Qualcosa di simile potrebbe avvenire oggi a Siracusa? Forse sì, se gli stessi attori e coreuti si
alterneranno sera per sera sulla scena, in vesti ora tragiche ora comiche, cosicché il misantropo
Filottete e la virtuosa Andromaca si confronteranno idealmente, agli occhi del pubblico, con il
tragicomico Strepsiade e la sua degna spalla, Socrate. E probabilmente più di uno spettatore si
sorprenderà nel vedere smentite le proprie attese sui generi drammatici: le due tragedie in
programma prevedono infatti che a fine dramma i rispettivi eroi vengano in qualche modo riscattati
dal proprio infelice destino. Al contrario, proprio le Nuvole non si chiudono – come si è visto – con
il presunto „lieto fine‟ in teoria tipico di una commedia: ma questa sorpresa è solo una delle tante
che ci riserva Aristofane, per cui c‟è da aspettarsi che ogni suo allestimento sia una nuova, grande
scoperta.
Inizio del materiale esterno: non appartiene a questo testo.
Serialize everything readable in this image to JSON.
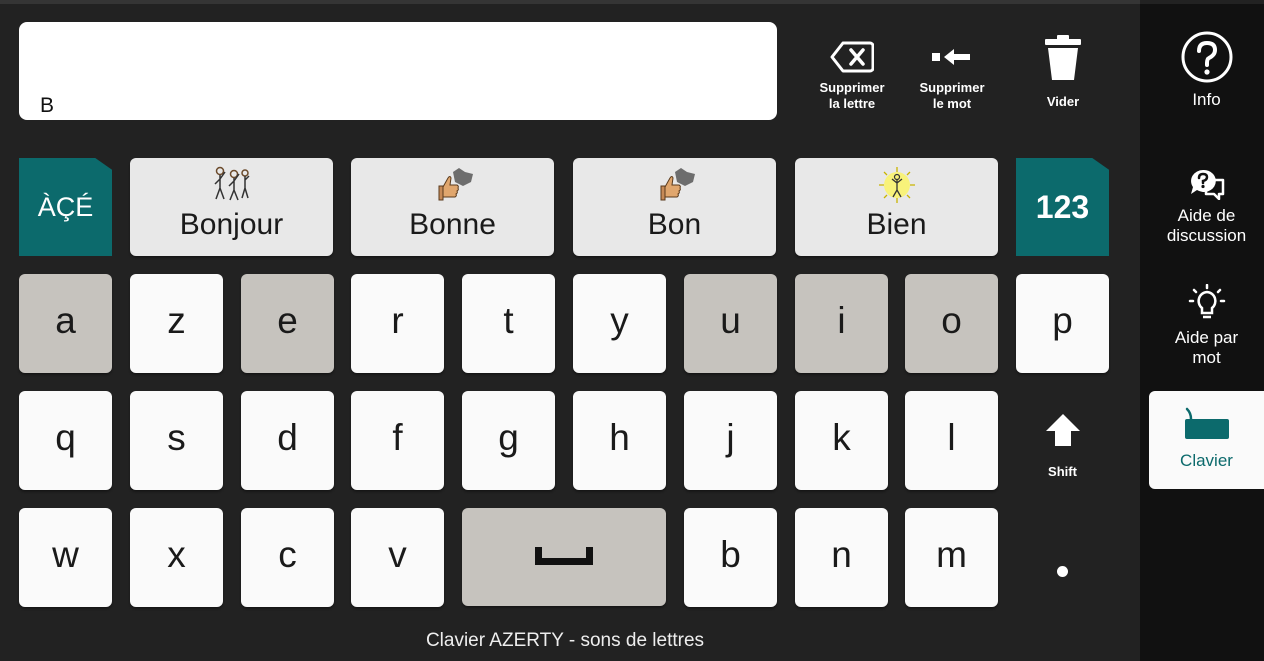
{
  "input": {
    "text": "B"
  },
  "actions": [
    {
      "label_line1": "Supprimer",
      "label_line2": "la lettre",
      "icon": "backspace-icon"
    },
    {
      "label_line1": "Supprimer",
      "label_line2": "le mot",
      "icon": "delete-word-icon"
    },
    {
      "label_line1": "Vider",
      "label_line2": "",
      "icon": "trash-icon"
    }
  ],
  "accent_key": "ÀÇÉ",
  "numbers_key": "123",
  "predictions": [
    {
      "label": "Bonjour",
      "icon": "greeting-people-icon"
    },
    {
      "label": "Bonne",
      "icon": "thumbs-up-icon"
    },
    {
      "label": "Bon",
      "icon": "thumbs-up-icon"
    },
    {
      "label": "Bien",
      "icon": "sun-person-icon"
    }
  ],
  "rows": {
    "row1": [
      "a",
      "z",
      "e",
      "r",
      "t",
      "y",
      "u",
      "i",
      "o",
      "p"
    ],
    "row2": [
      "q",
      "s",
      "d",
      "f",
      "g",
      "h",
      "j",
      "k",
      "l"
    ],
    "row3a": [
      "w",
      "x",
      "c",
      "v"
    ],
    "row3b": [
      "b",
      "n",
      "m"
    ]
  },
  "shift_label": "Shift",
  "caption": "Clavier AZERTY - sons de lettres",
  "sidebar": {
    "info": "Info",
    "discussion_line1": "Aide de",
    "discussion_line2": "discussion",
    "word_help_line1": "Aide par",
    "word_help_line2": "mot",
    "keyboard": "Clavier"
  },
  "colors": {
    "background": "#222222",
    "teal": "#0c6a6c",
    "vowel_key": "#c6c3be",
    "key": "#fafafa",
    "sidebar": "#111111"
  }
}
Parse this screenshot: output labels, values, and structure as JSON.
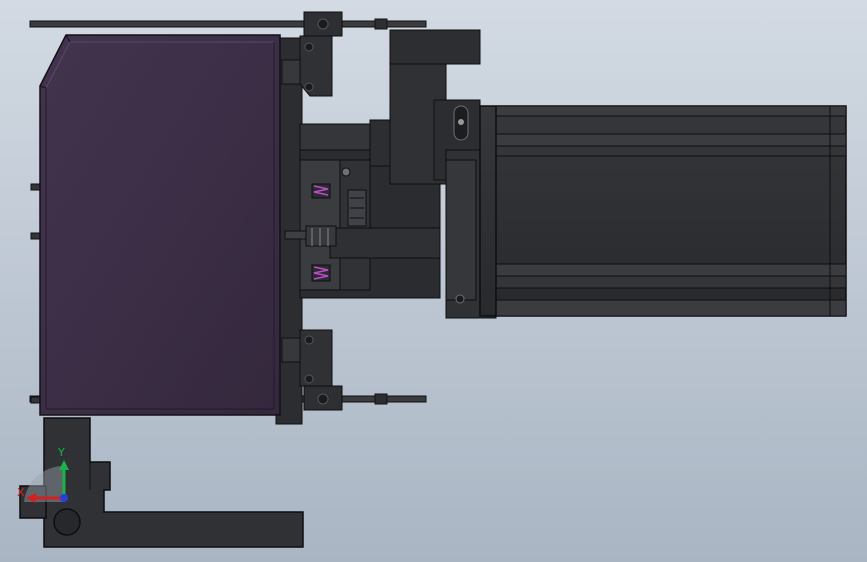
{
  "viewport": {
    "background_top": "#d3dae3",
    "background_bottom": "#a9b5c3"
  },
  "colors": {
    "body_dark": "#2e3033",
    "edge": "#0f1012",
    "housing_purple": "#3b2d45",
    "housing_purple_light": "#4a3a55",
    "spring_magenta": "#c04bc8",
    "axis_y": "#19b34a",
    "axis_x": "#d42020",
    "axis_z": "#2a3fd8"
  },
  "triad": {
    "y_label": "Y",
    "x_label": "X",
    "icon": "coordinate-triad-icon"
  }
}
Soprattutto per chi non conosce Aristofane, ma anche per chi già lo conosce, il suo genio è
una miniera inesauribile che riesce sempre a stupire e a conquistare nuovi adepti; specialmente se
viene rappresentato in quel luogo magico che è il teatro di Siracusa, così ben descritto dal suo
devoto studioso Carlo Anti:
“Esso merita perciò una visita accurata da parte di ogni persona colta. Nessuno si pentirà di avergli dedicato alcune
ore: una mezza giornata passata nella sua conca luminosa e pittoresca, interrogandone e meditandone i resti venerandi,
nel silenzio del luogo e sotto il cielo di Sicilia, sarà ricordata per tutta la vita come un momento di felice serenità, come
una delle rare soste del nostro vivere tormentato, trascorsa nell‟elisio regno dei ricordi e dell‟arte” (Anti, 1948, pp. 5-6).